STING signaling remodels the tumor microenvironment by antagonizing myeloid-derived suppressor cell expansion.

Stimulator of interferon genes (STING), a major adaptor protein in antiviral innate immune signaling, is considered as one of the most important regulators of antiviral and antitumor immunity. Although STING agonists are now intensively studied in clinical trials as a new class of adjuvants to boost cancer immunotherapy, the tumor-intrinsic role of the STING pathway in shaping the tumor microenvironment remains controversial. Here, we discovered that STING plays a vital role in regulation of myeloid-derived suppressor cell (MDSC) differentiation and antitumor immunity in Epstein-Barr virus (EBV)-associated nasopharyngeal carcinoma (NPC). Mechanistic analyses reveal that STING represses NPC-derived MDSC induction by enhancing SOCS1 expression in both tumor cells and MDSCs.

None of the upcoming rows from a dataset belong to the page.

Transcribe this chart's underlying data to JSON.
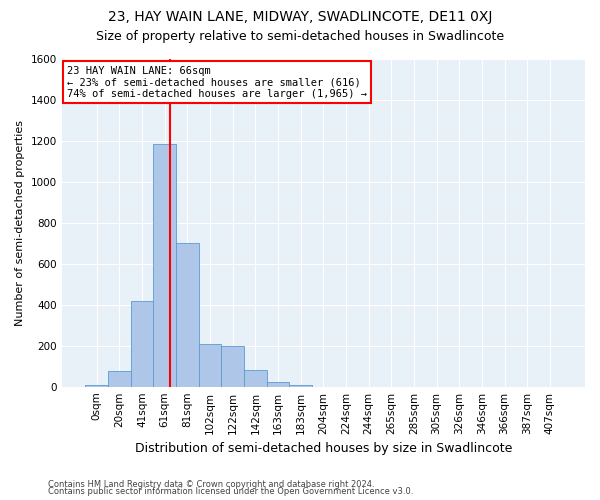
{
  "title": "23, HAY WAIN LANE, MIDWAY, SWADLINCOTE, DE11 0XJ",
  "subtitle": "Size of property relative to semi-detached houses in Swadlincote",
  "xlabel": "Distribution of semi-detached houses by size in Swadlincote",
  "ylabel": "Number of semi-detached properties",
  "footnote1": "Contains HM Land Registry data © Crown copyright and database right 2024.",
  "footnote2": "Contains public sector information licensed under the Open Government Licence v3.0.",
  "bar_labels": [
    "0sqm",
    "20sqm",
    "41sqm",
    "61sqm",
    "81sqm",
    "102sqm",
    "122sqm",
    "142sqm",
    "163sqm",
    "183sqm",
    "204sqm",
    "224sqm",
    "244sqm",
    "265sqm",
    "285sqm",
    "305sqm",
    "326sqm",
    "346sqm",
    "366sqm",
    "387sqm",
    "407sqm"
  ],
  "bar_values": [
    10,
    75,
    420,
    1185,
    700,
    210,
    200,
    80,
    25,
    10,
    0,
    0,
    0,
    0,
    0,
    0,
    0,
    0,
    0,
    0,
    0
  ],
  "bar_color": "#aec6e8",
  "bar_edge_color": "#5b9bd5",
  "vline_x": 3.25,
  "vline_color": "red",
  "annotation_text": "23 HAY WAIN LANE: 66sqm\n← 23% of semi-detached houses are smaller (616)\n74% of semi-detached houses are larger (1,965) →",
  "ylim": [
    0,
    1600
  ],
  "yticks": [
    0,
    200,
    400,
    600,
    800,
    1000,
    1200,
    1400,
    1600
  ],
  "bg_color": "#e8f0f8",
  "title_fontsize": 10,
  "subtitle_fontsize": 9,
  "ylabel_fontsize": 8,
  "xlabel_fontsize": 9,
  "tick_fontsize": 7.5,
  "annotation_fontsize": 7.5,
  "footnote_fontsize": 6
}
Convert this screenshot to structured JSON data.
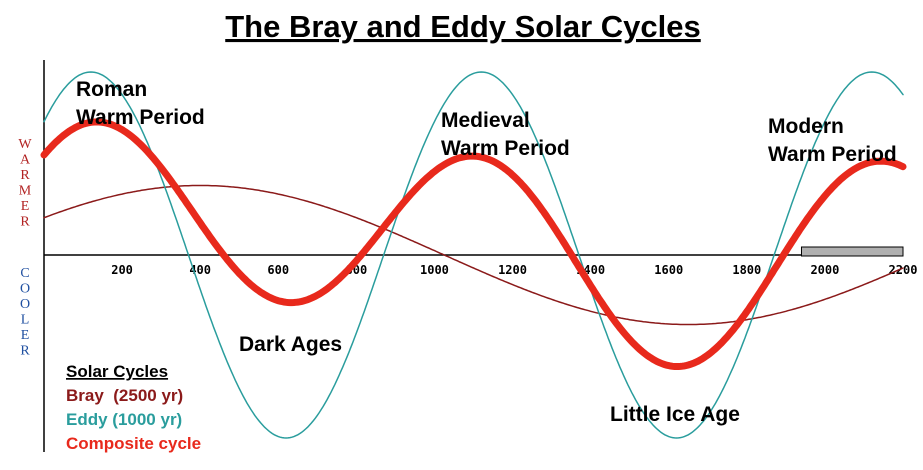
{
  "chart_data": {
    "type": "line",
    "title": "The Bray and Eddy Solar Cycles",
    "xlim": [
      0,
      2200
    ],
    "x_ticks": [
      200,
      400,
      600,
      800,
      1000,
      1200,
      1400,
      1600,
      1800,
      2000,
      2200
    ],
    "y_axis_words": {
      "warmer": "WARMER",
      "cooler": "COOLER"
    },
    "series": [
      {
        "name": "Bray (2500 yr)",
        "color": "#8b1a1a",
        "period": 2500,
        "amplitude": 0.38,
        "peak_x": 400,
        "points": {
          "x": [
            0,
            200,
            400,
            600,
            800,
            1000,
            1200,
            1400,
            1600,
            1800,
            2000,
            2200
          ],
          "y": [
            0.22,
            0.35,
            0.38,
            0.32,
            0.12,
            -0.12,
            -0.32,
            -0.38,
            -0.35,
            -0.22,
            -0.01,
            0.2
          ]
        }
      },
      {
        "name": "Eddy (1000 yr)",
        "color": "#2a9d9d",
        "period": 1000,
        "amplitude": 1.0,
        "peak_x": 120,
        "points": {
          "x": [
            0,
            100,
            200,
            300,
            400,
            500,
            600,
            700,
            800,
            900,
            1000,
            1100,
            1200,
            1300,
            1400,
            1500,
            1600,
            1700,
            1800,
            1900,
            2000,
            2100,
            2200
          ],
          "y": [
            0.73,
            0.99,
            0.88,
            0.43,
            -0.18,
            -0.73,
            -0.99,
            -0.88,
            -0.43,
            0.18,
            0.73,
            0.99,
            0.88,
            0.43,
            -0.18,
            -0.73,
            -0.99,
            -0.88,
            -0.43,
            0.18,
            0.73,
            0.99,
            0.88
          ]
        }
      },
      {
        "name": "Composite cycle",
        "color": "#e8291c",
        "points": {
          "x": [
            0,
            100,
            200,
            300,
            400,
            500,
            600,
            700,
            800,
            900,
            1000,
            1100,
            1200,
            1300,
            1400,
            1500,
            1600,
            1700,
            1800,
            1900,
            2000,
            2100,
            2200
          ],
          "y": [
            0.41,
            0.6,
            0.61,
            0.41,
            0.1,
            -0.2,
            -0.35,
            -0.35,
            -0.23,
            0.04,
            0.3,
            0.44,
            0.4,
            0.17,
            -0.15,
            -0.41,
            -0.55,
            -0.53,
            -0.34,
            -0.01,
            0.33,
            0.57,
            0.57
          ]
        }
      }
    ],
    "annotations": [
      {
        "lines": [
          "Roman",
          "Warm Period"
        ]
      },
      {
        "lines": [
          "Medieval",
          "Warm Period"
        ]
      },
      {
        "lines": [
          "Modern",
          "Warm Period"
        ]
      },
      {
        "lines": [
          "Dark Ages"
        ]
      },
      {
        "lines": [
          "Little Ice Age"
        ]
      }
    ],
    "legend": {
      "title": "Solar Cycles",
      "placement": "bottom-left",
      "entries": [
        {
          "label": "Bray  (2500 yr)",
          "color": "#8b1a1a"
        },
        {
          "label": "Eddy (1000 yr)",
          "color": "#2a9d9d"
        },
        {
          "label": "Composite cycle",
          "color": "#e8291c"
        }
      ]
    },
    "highlight_bar": {
      "x_start": 1940,
      "x_end": 2200,
      "color": "#b0b0b0"
    },
    "grid": false
  }
}
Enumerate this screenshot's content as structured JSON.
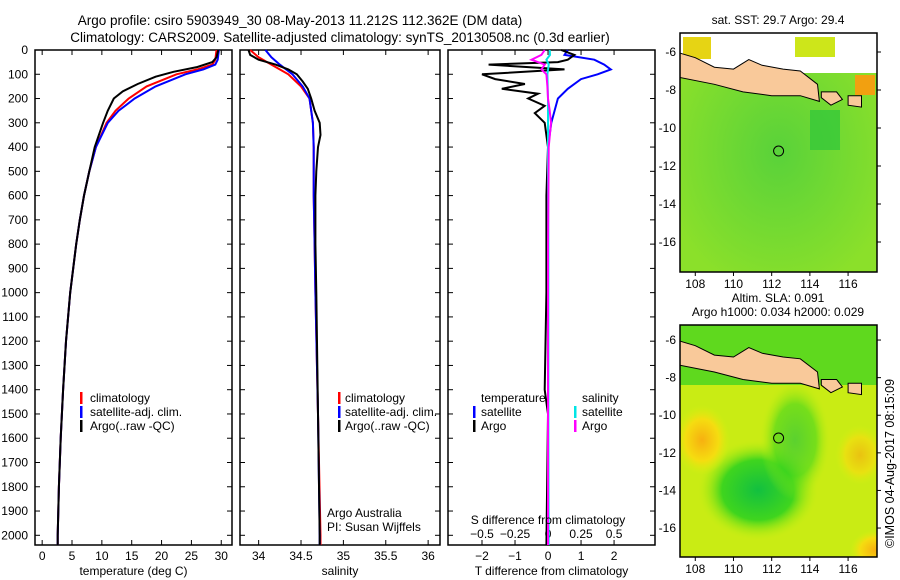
{
  "title_line1": "Argo profile: csiro 5903949_30 08-May-2013 11.212S 112.362E (DM data)",
  "title_line2": "Climatology: CARS2009. Satellite-adjusted climatology: synTS_20130508.nc (0.3d earlier)",
  "colors": {
    "climatology": "#ff0000",
    "satellite": "#0000ff",
    "argo": "#000000",
    "sal_satellite": "#00e5e5",
    "sal_argo": "#ff00ff",
    "land": "#f9c99a"
  },
  "chart_data": [
    {
      "type": "line",
      "xlabel": "temperature (deg C)",
      "ylabel": "",
      "xlim": [
        -1.2,
        31.8
      ],
      "ylim": [
        2040,
        0
      ],
      "xticks": [
        0,
        5,
        10,
        15,
        20,
        25,
        30
      ],
      "yticks": [
        0,
        100,
        200,
        300,
        400,
        500,
        600,
        700,
        800,
        900,
        1000,
        1100,
        1200,
        1300,
        1400,
        1500,
        1600,
        1700,
        1800,
        1900,
        2000
      ],
      "legend": [
        "climatology",
        "satellite-adj. clim.",
        "Argo(..raw -QC)"
      ],
      "series": [
        {
          "name": "climatology",
          "color": "#ff0000",
          "depth": [
            0,
            40,
            60,
            80,
            100,
            150,
            200,
            250,
            300,
            400,
            500,
            600,
            700,
            800,
            900,
            1000,
            1200,
            1400,
            1600,
            1800,
            2000,
            2040
          ],
          "values": [
            29.2,
            29,
            28.5,
            26,
            22.5,
            17.5,
            14.5,
            12.3,
            10.8,
            9,
            7.9,
            7,
            6.3,
            5.7,
            5.2,
            4.7,
            4,
            3.5,
            3.1,
            2.8,
            2.6,
            2.6
          ]
        },
        {
          "name": "satellite-adj. clim.",
          "color": "#0000ff",
          "depth": [
            0,
            40,
            60,
            80,
            100,
            150,
            200,
            250,
            300,
            400,
            500,
            600,
            700,
            800,
            900,
            1000,
            1200,
            1400,
            1600,
            1800,
            2000,
            2040
          ],
          "values": [
            29.6,
            29.4,
            29,
            27,
            24,
            19,
            15.5,
            12.8,
            11,
            9,
            7.9,
            7,
            6.3,
            5.7,
            5.2,
            4.7,
            4,
            3.5,
            3.1,
            2.8,
            2.6,
            2.6
          ]
        },
        {
          "name": "Argo(..raw -QC)",
          "color": "#000000",
          "depth": [
            0,
            10,
            30,
            50,
            70,
            90,
            110,
            140,
            170,
            200,
            250,
            300,
            350,
            400,
            500,
            600,
            700,
            800,
            900,
            1000,
            1200,
            1400,
            1600,
            1800,
            2000,
            2040
          ],
          "values": [
            29.5,
            29.4,
            29.2,
            28.5,
            26,
            22,
            19,
            16,
            13.5,
            12,
            11,
            10.2,
            9.5,
            8.8,
            7.9,
            7,
            6.3,
            5.7,
            5.2,
            4.7,
            4,
            3.5,
            3.1,
            2.8,
            2.6,
            2.6
          ]
        }
      ]
    },
    {
      "type": "line",
      "xlabel": "salinity",
      "xlim": [
        33.78,
        36.14
      ],
      "ylim": [
        2040,
        0
      ],
      "xticks": [
        34,
        34.5,
        35,
        35.5,
        36
      ],
      "legend": [
        "climatology",
        "satellite-adj. clim.",
        "Argo(..raw -QC)"
      ],
      "annotation": [
        "Argo Australia",
        "PI: Susan Wijffels"
      ],
      "series": [
        {
          "name": "climatology",
          "color": "#ff0000",
          "depth": [
            0,
            30,
            60,
            100,
            150,
            200,
            300,
            400,
            600,
            800,
            1000,
            1500,
            2000,
            2040
          ],
          "values": [
            33.9,
            34.0,
            34.15,
            34.35,
            34.5,
            34.6,
            34.64,
            34.65,
            34.65,
            34.66,
            34.67,
            34.7,
            34.73,
            34.73
          ]
        },
        {
          "name": "satellite-adj. clim.",
          "color": "#0000ff",
          "depth": [
            0,
            30,
            60,
            100,
            150,
            200,
            300,
            400,
            600,
            800,
            1000,
            1500,
            2000,
            2040
          ],
          "values": [
            34.08,
            34.15,
            34.25,
            34.4,
            34.52,
            34.6,
            34.64,
            34.65,
            34.65,
            34.66,
            34.67,
            34.7,
            34.72,
            34.72
          ]
        },
        {
          "name": "Argo(..raw -QC)",
          "color": "#000000",
          "depth": [
            0,
            20,
            40,
            60,
            80,
            100,
            130,
            160,
            200,
            250,
            300,
            350,
            400,
            500,
            600,
            800,
            1000,
            1500,
            2000,
            2040
          ],
          "values": [
            33.88,
            33.9,
            34.0,
            34.2,
            34.35,
            34.45,
            34.52,
            34.58,
            34.62,
            34.66,
            34.72,
            34.73,
            34.7,
            34.68,
            34.67,
            34.67,
            34.68,
            34.7,
            34.72,
            34.72
          ]
        }
      ]
    },
    {
      "type": "line",
      "xlabel": "T difference from climatology",
      "x2label": "S difference from climatology",
      "xlim": [
        -3.03,
        3.24
      ],
      "ylim": [
        2040,
        0
      ],
      "xticks": [
        -2,
        -1,
        0,
        1,
        2
      ],
      "x2ticks": [
        "-0.5",
        "-0.25",
        "0",
        "0.25",
        "0.5"
      ],
      "x2tick_values": [
        -0.5,
        -0.25,
        0,
        0.25,
        0.5
      ],
      "legend_headers": [
        "temperature",
        "salinity"
      ],
      "legend": [
        "satellite",
        "Argo",
        "satellite",
        "Argo"
      ],
      "series": [
        {
          "name": "temperature satellite",
          "color": "#0000ff",
          "depth": [
            0,
            20,
            40,
            60,
            80,
            100,
            120,
            160,
            200,
            300,
            400,
            600,
            1000,
            2040
          ],
          "values": [
            0.6,
            0.5,
            1.4,
            1.7,
            1.9,
            1.5,
            1.0,
            0.6,
            0.3,
            0.1,
            0,
            0,
            0,
            0
          ]
        },
        {
          "name": "temperature Argo",
          "color": "#000000",
          "depth": [
            0,
            20,
            40,
            50,
            60,
            80,
            100,
            120,
            140,
            160,
            180,
            200,
            230,
            260,
            300,
            400,
            600,
            1000,
            1400,
            1500,
            2040
          ],
          "values": [
            0.4,
            0.8,
            0.6,
            0.3,
            -1.8,
            0.5,
            -2.0,
            -1.6,
            -0.7,
            -1.4,
            -0.3,
            -0.6,
            -0.1,
            -0.4,
            -0.1,
            0,
            -0.05,
            -0.05,
            -0.1,
            0,
            -0.05
          ]
        },
        {
          "name": "salinity satellite",
          "color": "#00e5e5",
          "depth": [
            0,
            20,
            40,
            60,
            100,
            150,
            200,
            300,
            500,
            800,
            1200,
            1600,
            2040
          ],
          "values": [
            0.05,
            0.06,
            -0.05,
            0.02,
            -0.02,
            -0.01,
            0,
            0,
            0,
            0.01,
            0.01,
            0.01,
            0.02
          ]
        },
        {
          "name": "salinity Argo",
          "color": "#ff00ff",
          "depth": [
            0,
            20,
            40,
            60,
            80,
            100,
            150,
            200,
            250,
            300,
            400,
            600,
            800,
            1200,
            1600,
            2040
          ],
          "values": [
            -0.1,
            -0.2,
            -0.5,
            -0.1,
            -0.2,
            -0.05,
            -0.02,
            0,
            0.05,
            0.09,
            0.02,
            0.01,
            0,
            0,
            0,
            0
          ]
        }
      ]
    }
  ],
  "maps": [
    {
      "title": "sat. SST: 29.7 Argo: 29.4",
      "xticks": [
        "108",
        "110",
        "112",
        "114",
        "116"
      ],
      "yticks": [
        "-6",
        "-8",
        "-10",
        "-12",
        "-14",
        "-16"
      ]
    },
    {
      "title_line1": "Altim. SLA: 0.091",
      "title_line2": "Argo h1000: 0.034 h2000: 0.029",
      "xticks": [
        "108",
        "110",
        "112",
        "114",
        "116"
      ],
      "yticks": [
        "-6",
        "-8",
        "-10",
        "-12",
        "-14",
        "-16"
      ]
    }
  ],
  "profile_location": {
    "lon": 112.362,
    "lat": -11.212
  },
  "credit": "©IMOS 04-Aug-2017 08:15:09"
}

SOCS1 physically interacts with STAT3 through its SH2 domain to prevent STAT3 phosphorylation and dimerization, resulting in reduced MDSC induction via inhibition of GM-CSF and IL-6 production. Notably, reduced tumoral STING expression was found to be significantly associated with a poor prognosis for NPC patients. Our findings reveal a novel mechanism linking STING to tumor microenvironmental cytokine production and MDSC induction.